Experiments were performed using the AB zebrafish and maintained under standard conditions [25]. Bacterial strains, which were freshly streaked out from glycerol stocks, were grown in LB medium to mid-log phase (OD600 = 0.7–0.8), recovered by centrifugation, and washed twice in PBS. Suspensions were homogenized through a 26-gauge needle and resuspended in PBS at about 109 bacteria/mL added with 10% phenol red to aid visualization of the injection process. Infection was carried by the direct microinjection of 2 nL of bacterial suspensions into the caudal vein of 50 hpf embryos, previously dechorionated and anesthetized with 0.02% tricaine. For survival kinetics after infection, the number of dead embryos was determined visually based on the absence of heartbeat.

4.6. Treatment of Bath Infected Embryos with Ciprofloxacin or C11

All experiments were conducted on groups of 20 injured embryos in 96-well plates (two embryos per well) containing 200 µL of fish water supplemented with bacterial suspension and molecule or solvent control. Toxicity was addressed with embryos treated only with the molecule but not bacteria.

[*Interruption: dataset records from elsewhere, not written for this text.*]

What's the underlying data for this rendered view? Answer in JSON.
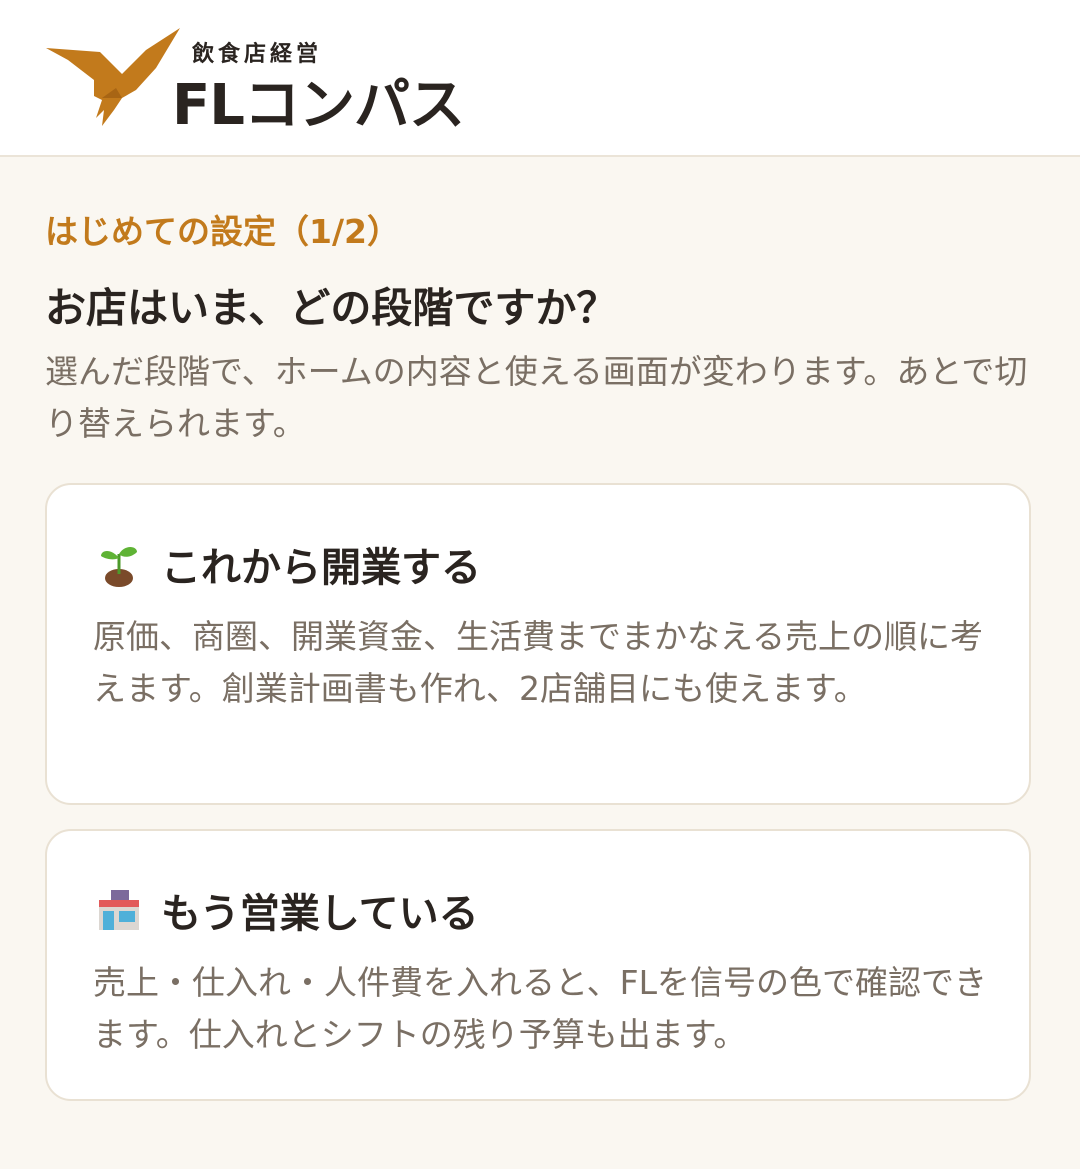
{
  "colors": {
    "accent": "#c27a1c",
    "text": "#2a2420",
    "muted": "#7a6f64",
    "background": "#faf7f1",
    "card_border": "#e9e1d3"
  },
  "header": {
    "logo_icon": "bird-logo-icon",
    "logo_subtitle": "飲食店経営",
    "logo_title": "FLコンパス"
  },
  "setup": {
    "step_label": "はじめての設定（1/2）",
    "question": "お店はいま、どの段階ですか？",
    "description": "選んだ段階で、ホームの内容と使える画面が変わります。あとで切り替えられます。"
  },
  "options": [
    {
      "icon": "seedling-icon",
      "title": "これから開業する",
      "body": "原価、商圏、開業資金、生活費までまかなえる売上の順に考えます。創業計画書も作れ、2店舗目にも使えます。"
    },
    {
      "icon": "convenience-store-icon",
      "title": "もう営業している",
      "body": "売上・仕入れ・人件費を入れると、FLを信号の色で確認できます。仕入れとシフトの残り予算も出ます。"
    }
  ]
}
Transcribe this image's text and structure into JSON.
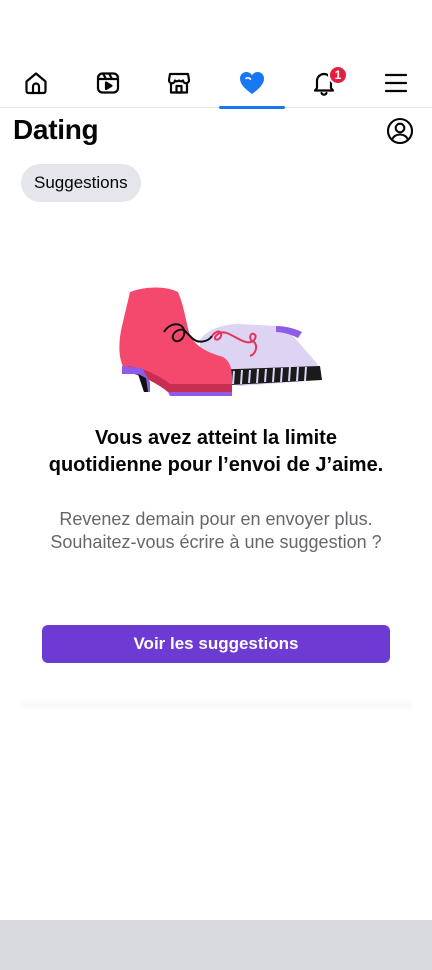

Ciprofloxacin was added after 2 hours of incubation to each well containing injured embryos to reach a final concentration of 50 or 1 µg/mL. Negative control was done with HCl (0.2 and 0.5 mM, respectively).

Bacterial suspension was added drop by drop to C11 to reach a final concentration of 10, 25, or 50 µM before immersion of injured embryos. For non-treated controls, bacterial suspension was added to adjusted volumes of DMSO to reflect the DMSO amount present in treated samples.

4.7. Statistical Analysis

All statistical analyses were performed using GraphPad Prism 5 (Graphpad Software, San Diego, CA, USA). To compare the distribution of two groups, the Kruskal–Wallis test was performed. Comparisons between survival curves were performed using the log-rank test. In figures, * means p-value < 0.05, ** < 0.01, and *** < 0.001.

4.8. Ethics Statement

All animal experiments described in the present study were conducted at the University of Montpellier according to European Union guidelines for handling of laboratory animals (http://ec.europa.eu/environment/chemicals/lab_animals/home_en.htm (accessed on 15 March 2021)) and were approved by the Direction Sanitaire et Vétérinaire de l’Hérault and Comité d’Ethique pour l’Expérimentation Animale under reference CEEA-LR- B4-172-37 and APAFIS#5737-2016061511212601 v3. The breeding of adult fish adhered to the international guidelines specified by the EU Animal Protection Directive 2010/63/EU, and adult zebrafish were not sacrificed for this study. All experiments were performed before the embryos’ free-feeding stage and did not fall under animal experimentation law according to the EU Animal Protection Directive 2010/63/EU. For survival curves, cardiac rhythm was used as a clinical criterium. Embryos were euthanized using the anesthetic tricaine up to a lethal dose (500 mg/mL) before bleach treatment.